Initially, she refused to tell me what happened. She didn’t want to be one of those wives who gossip and defame their in-laws and husbands. She was hoping all these complications would go away and she could go back to her prince charming, who wasn’t so charming anymore, nor anything prince-like.

It’s not her fault that she loves him⁠⁠⁠⁠.”

When he erased all her hopes of ever living a healthy marriage, she divulged her stories of emotional and psychological abuse to me. She told me of the times he’d secretly taken photos of her just to prove to her how “dark” she truly is, the times he’d call her father up and accuse him of being a pimp, of the times he’d accuse her of going back to Qatar just so she could sleep around with other men without him knowing. She told me of the times he’d ridicule her family, of the times he’d tell her she’d been a disappointment to every single person she’d ever cared for, of the times he’d send her “Islamic” videos of men telling women that they need to obey their husbands and never get upset even if they thrash, abuse, insult or disgrace them.

And you know what was the worst?

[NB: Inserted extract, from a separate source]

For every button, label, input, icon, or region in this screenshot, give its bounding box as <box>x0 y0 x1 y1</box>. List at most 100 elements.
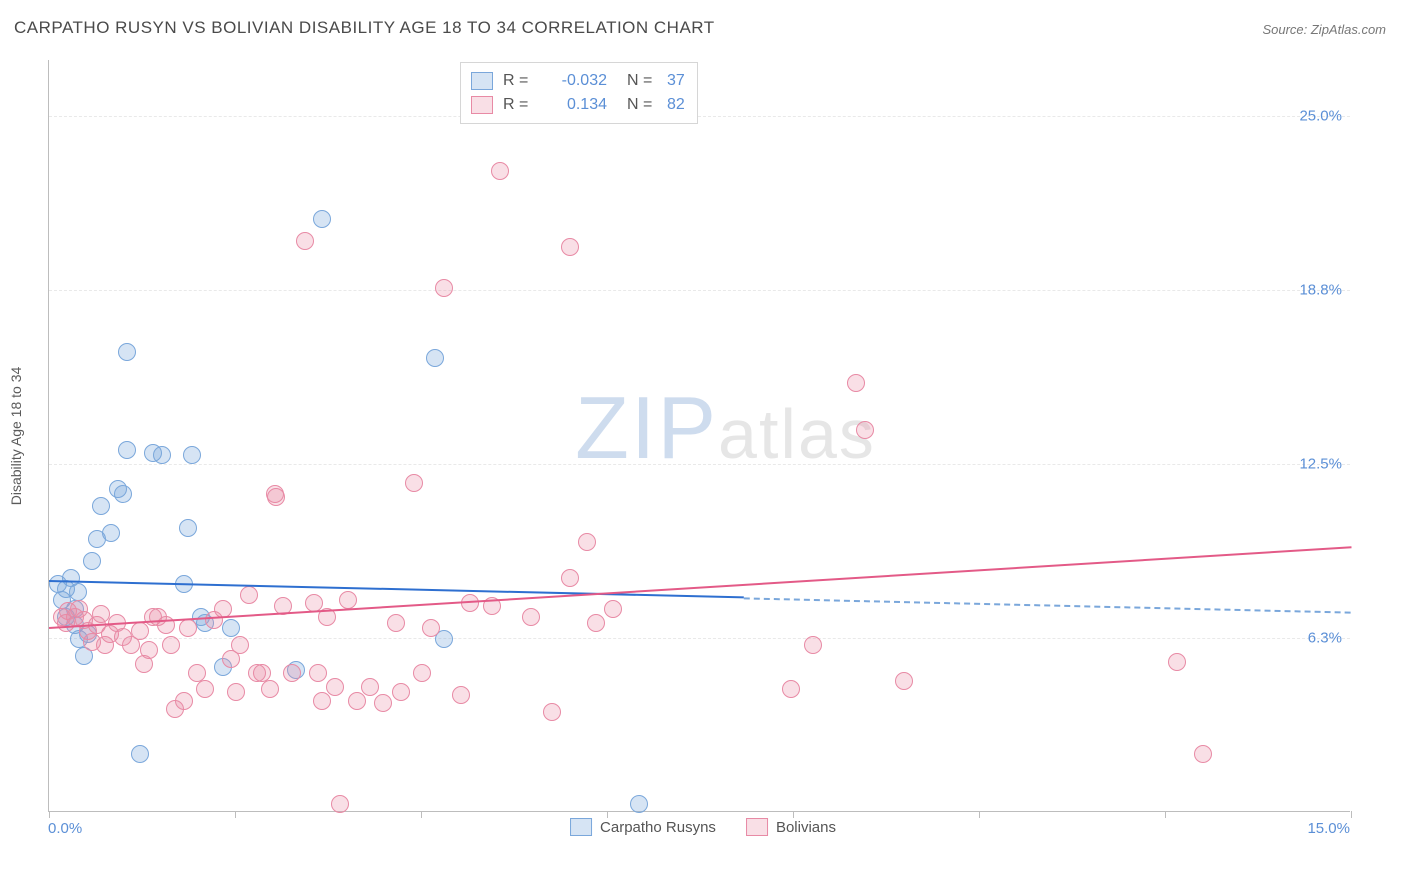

That she thought he was right. That she thought that the meager amount of love he gave her was what she deserved. That she thought she deserved to be yelled at, that she deserved the profanity, that if she hadn’t become gloomy and distressed whenever he badmouthed her, her marriage wouldn’t have fallen apart. It was all her fault. Every little bit.

Not being able to help frustrates me. It hurts me that I can’t understand. I can’t understand how some women deal with so much turmoil but would still rather stay with their abusers. I can’t understand how they think the other person will change or that things will get better. I can’t understand how they don’t recognize the abuse. I can’t understand how these women still continue to love their abusers.

I am ignorant about these issues. I may never understand. I may never understand why Ayesha goes back on her word after making up her mind with so much determination the day before. I may never understand why she never listens to my advice after soliciting it every single day. I may never understand why she still hopes he will change, and that if she somehow magically “fixes” her appearance and her attitude, he will love her just like he allegedly used to before their marriage.

I have read studies that show some women do not leave because they are afraid of what the abuser will do to them if they do leave. Or because their abusers have made them needy, insecure and isolated from others. Or that they’ve seen other relationships in the past that were shaped by abuse, which makes them believe this is the norm. Or, like Ayesha, they love their partners and believe that they will change.

It helped me put Ayesha’s situation in context. It helped me to realize that I must be patient with Ayesha. That she will need my love and support in order to someday escape the abuse he inundates her with.

My phone buzzes relentlessly. “Ifath, I don’t know what to do.”

“He’s doing it again.”

“I need you to be there for me.”

“Please.”

I am there for you. I just wish that is enough for you.